Words matter. If a writer wants their words to be read and clearly understood by another reader (i.e., not a private journal), then quality and care must be used before the document is submitted.
Indeed, the overall quality and organization of the document, website, or report doesn’t matter, if there are a substantial number of typos, grammatical errors, or—heaven forbid—spelling errors, the perceived quality of the document decreases. In a worst-case scenario, these errors can be perceived by clients as being representative of your entire company.
If a service provider knows this is the case, why would they submit a document that could damage the credibility of their business?
Unfortunately, once the technical documentation has been compiled, many administrators see editing as an option that is either not needed, or that it is just simply too expensive. But if poor writing can affect client perceptions of your work, or even worse create a scenario in which potential clients may turn to another provider, then why would anyone knowingly want to skip this step?

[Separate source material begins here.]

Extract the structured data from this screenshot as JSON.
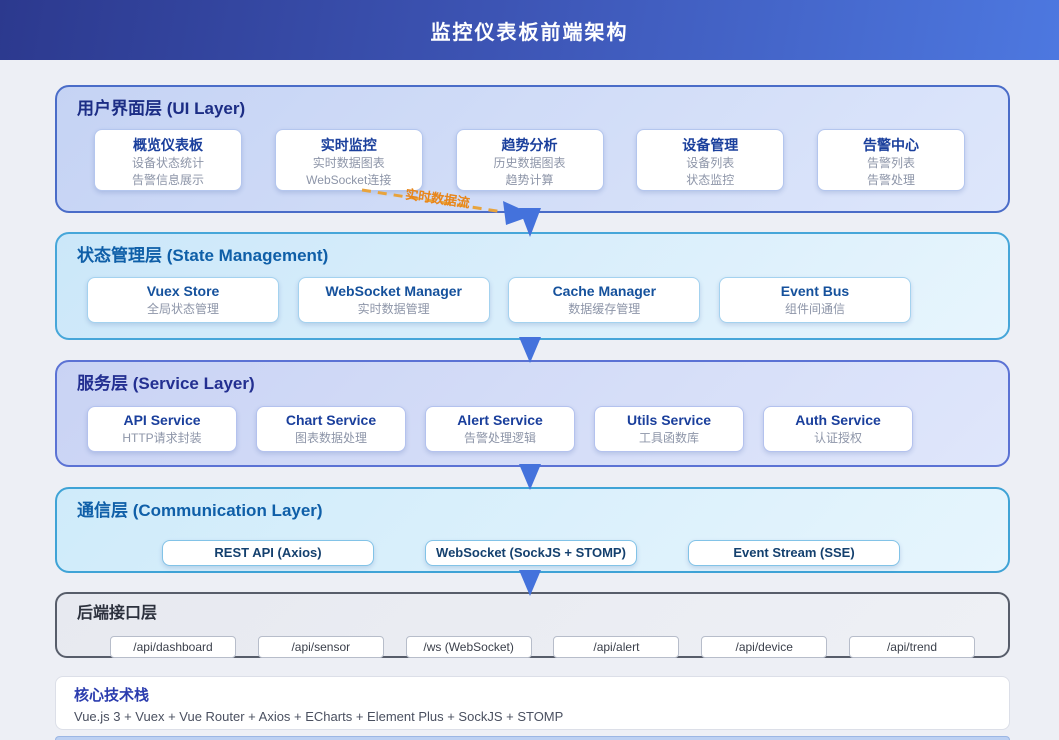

Those that want to skip this final step may feel:
- automated spelling and grammar checkers are sufficient
- technical writers should be able to edit their own final copy
- it’s too expensive to hire additional staff
- it’s simply an unnecessary and expensive step
The truth is that if a document contains grammatical and/or spelling errors, the reader will probably not trust the document.

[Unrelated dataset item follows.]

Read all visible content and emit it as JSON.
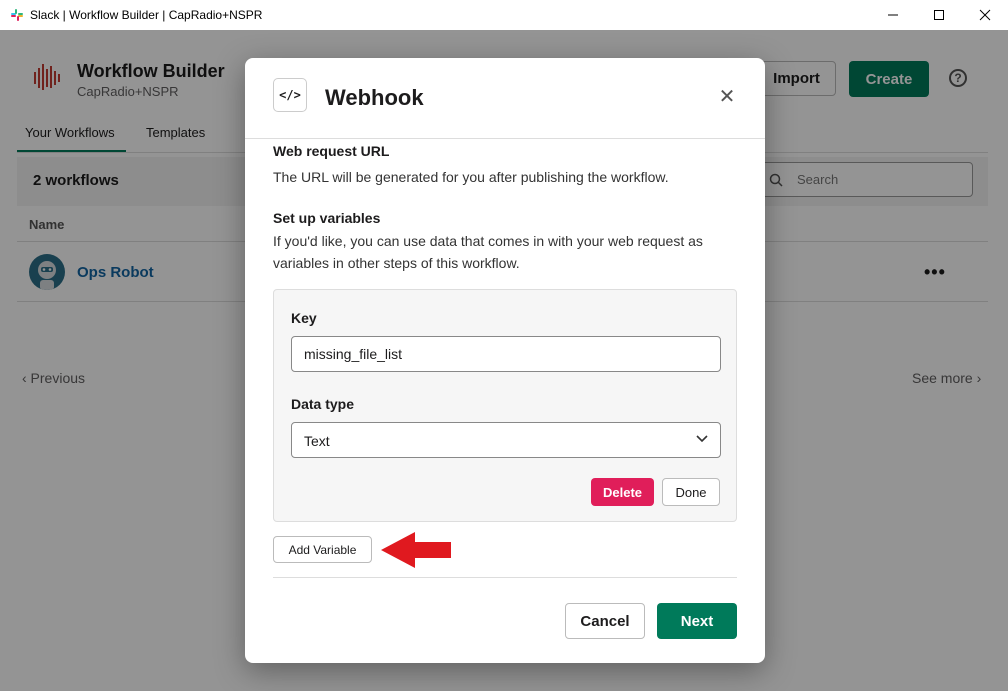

Technical editing is the process of revising a document to present material related to business or technology in a way that it clearly and effectively communicates the concepts in the document. The main purpose of the edit is to make sure that the reader receives an error-free document. The process includes, but is not limited to, improving language in terms of content, accuracy, coherence, and consistency.
Editing is a very subjective term, with different people possibly giving different answers. The truth is, good editing may often go unnoticed, but even a single spelling mistake in a document can bring about a diminished reputation for your organization.
For this reason, technical editing should be regarded as a quality control job.
Responsibilities of the Technical Editor:
There are three main levels of editing:
Comprehensive editing: reviews both content (for completeness, accuracy, and appropriate language) and form (for organization, visual design, and usability).
Copyediting: ensures that the document is mechanically correct (spelling, punctuation, and grammar) and stylistically consistent.
Proofreading: compares the final version of the document with the marked-up version to make sure that all corrections have been made.
Overall, technical editors work with writers to improve the quality of the information being presented to the reader.